Rheological impacts of particle softness on wetted polymer-grafted silica nanoparticles in polymer melts

Abstract

Well-characterized dispersions of silica nanoparticles, stabilized by end-tethered poly(dimethylsiloxane) (PDMS) chains in PDMS melts have been investigated to better understand the impact of the graft layer on bulk properties. The relative “softness” of completely wet, dispersed particles is examined by varying the melt molecular weight (P = 2–13 kg/mol) and particle core radius (ac = 16–600 nm). As P decreases at constant graft molecular weight (N = 25 kg/mol) and graft density (Σ ≈ 0.17 chains/nm2), enhanced stretching of the brush is supported by polymer scaling theory predictions.
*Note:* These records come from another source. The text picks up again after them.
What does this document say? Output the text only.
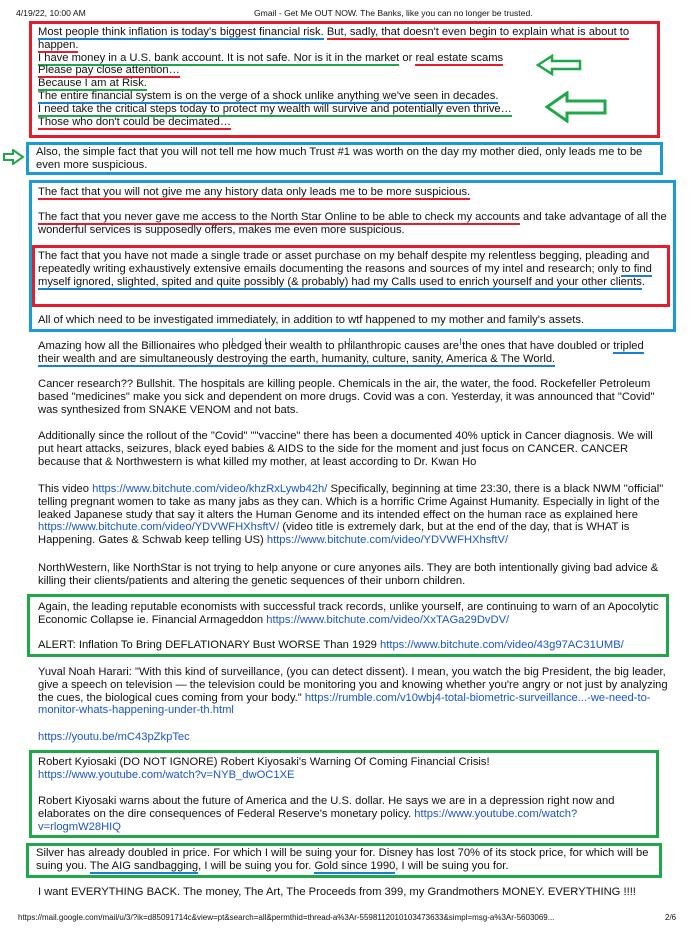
4/19/22, 10:00 AM	Gmail - Get Me OUT NOW. The Banks, like you can no longer be trusted.

Most people think inflation is today's biggest financial risk. But, sadly, that doesn't even begin to explain what is about to happen.

I have money in a U.S. bank account. It is not safe. Nor is it in the market or real estate scams

Please pay close attention…

Because I am at Risk.

The entire financial system is on the verge of a shock unlike anything we've seen in decades.

I need take the critical steps today to protect my wealth will survive and potentially even thrive…

Those who don't could be decimated…

Also, the simple fact that you will not tell me how much Trust #1 was worth on the day my mother died, only leads me to be even more suspicious.

The fact that you will not give me any history data only leads me to be more suspicious.

The fact that you never gave me access to the North Star Online to be able to check my accounts and take advantage of all the wonderful services is supposedly offers, makes me even more suspicious.

The fact that you have not made a single trade or asset purchase on my behalf despite my relentless begging, pleading and repeatedly writing exhaustively extensive emails documenting the reasons and sources of my intel and research; only to find myself ignored, slighted, spited and quite possibly (& probably) had my Calls used to enrich yourself and your other clients.

All of which need to be investigated immediately, in addition to wtf happened to my mother and family's assets.

Amazing how all the Billionaires who pledged their wealth to philanthropic causes are the ones that have doubled or tripled their wealth and are simultaneously destroying the earth, humanity, culture, sanity, America & The World.

Cancer research?? Bullshit. The hospitals are killing people. Chemicals in the air, the water, the food. Rockefeller Petroleum based "medicines" make you sick and dependent on more drugs. Covid was a con. Yesterday, it was announced that "Covid" was synthesized from SNAKE VENOM and not bats.
Additionally since the rollout of the "Covid" ""vaccine" there has been a documented 40% uptick in Cancer diagnosis. We will put heart attacks, seizures, black eyed babies & AIDS to the side for the moment and just focus on CANCER. CANCER because that & Northwestern is what killed my mother, at least according to Dr. Kwan Ho

This video https://www.bitchute.com/video/khzRxLywb42h/ Specifically, beginning at time 23:30, there is a black NWM "official" telling pregnant women to take as many jabs as they can. Which is a horrific Crime Against Humanity. Especially in light of the leaked Japanese study that say it alters the Human Genome and its intended effect on the human race as explained here https://www.bitchute.com/video/YDVWFHXhsftV/ (video title is extremely dark, but at the end of the day, that is WHAT is Happening. Gates & Schwab keep telling US) https://www.bitchute.com/video/YDVWFHXhsftV/

NorthWestern, like NorthStar is not trying to help anyone or cure anyones ails. They are both intentionally giving bad advice & killing their clients/patients and altering the genetic sequences of their unborn children.

Again, the leading reputable economists with successful track records, unlike yourself, are continuing to warn of an Apocolytic Economic Collapse ie. Financial Armageddon https://www.bitchute.com/video/XxTAGa29DvDV/

ALERT: Inflation To Bring DEFLATIONARY Bust WORSE Than 1929 https://www.bitchute.com/video/43g97AC31UMB/

Yuval Noah Harari: "With this kind of surveillance, (you can detect dissent). I mean, you watch the big President, the big leader, give a speech on television — the television could be monitoring you and knowing whether you're angry or not just by analyzing the cues, the biological cues coming from your body." https://rumble.com/v10wbj4-total-biometric-surveillance...-we-need-to-monitor-whats-happening-under-th.html

https://youtu.be/mC43pZkpTec

Robert Kyiosaki (DO NOT IGNORE) Robert Kiyosaki's Warning Of Coming Financial Crisis! https://www.youtube.com/watch?v=NYB_dwOC1XE

Robert Kiyosaki warns about the future of America and the U.S. dollar. He says we are in a depression right now and elaborates on the dire consequences of Federal Reserve's monetary policy. https://www.youtube.com/watch?v=rlogmW28HIQ

Silver has already doubled in price. For which I will be suing your for. Disney has lost 70% of its stock price, for which will be suing you. The AIG sandbagging, I will be suing you for. Gold since 1990, I will be suing you for.

I want EVERYTHING BACK. The money, The Art, The Proceeds from 399, my Grandmothers MONEY. EVERYTHING !!!!
https://mail.google.com/mail/u/3/?ik=d85091714c&view=pt&search=all&permthid=thread-a%3Ar-5598112010103473633&simpl=msg-a%3Ar-5603069...	2/6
Using rheology, particle interactions for systems of varying particle volume fraction (i.e., interparticle separation distance) have been studied. Through steady shear and oscillatory rheological experiments, we have observed a liquid–solid transition that depends on particle softness, or the ratio of the brush height to particle core radius. At particle volume fractions above the liquid–solid transition, an increase in mechanical properties, namely storage modulus and relative viscosity, in lower molecular weight melts occurs due to higher interparticle repulsions from greater stretching of the brush. Moreover, plateau moduli, G′∞, for particle concentrations above the liquid–solid transition, scale with the interparticle separation distance with a dependence corresponding to a repulsive interaction potential. Ultimately, elucidation of the role of the graft layer on nanoparticles dispersed in polymer melts will aid in the formulation of nanomaterials in applications such as coatings, optics, catalysis, and plastics.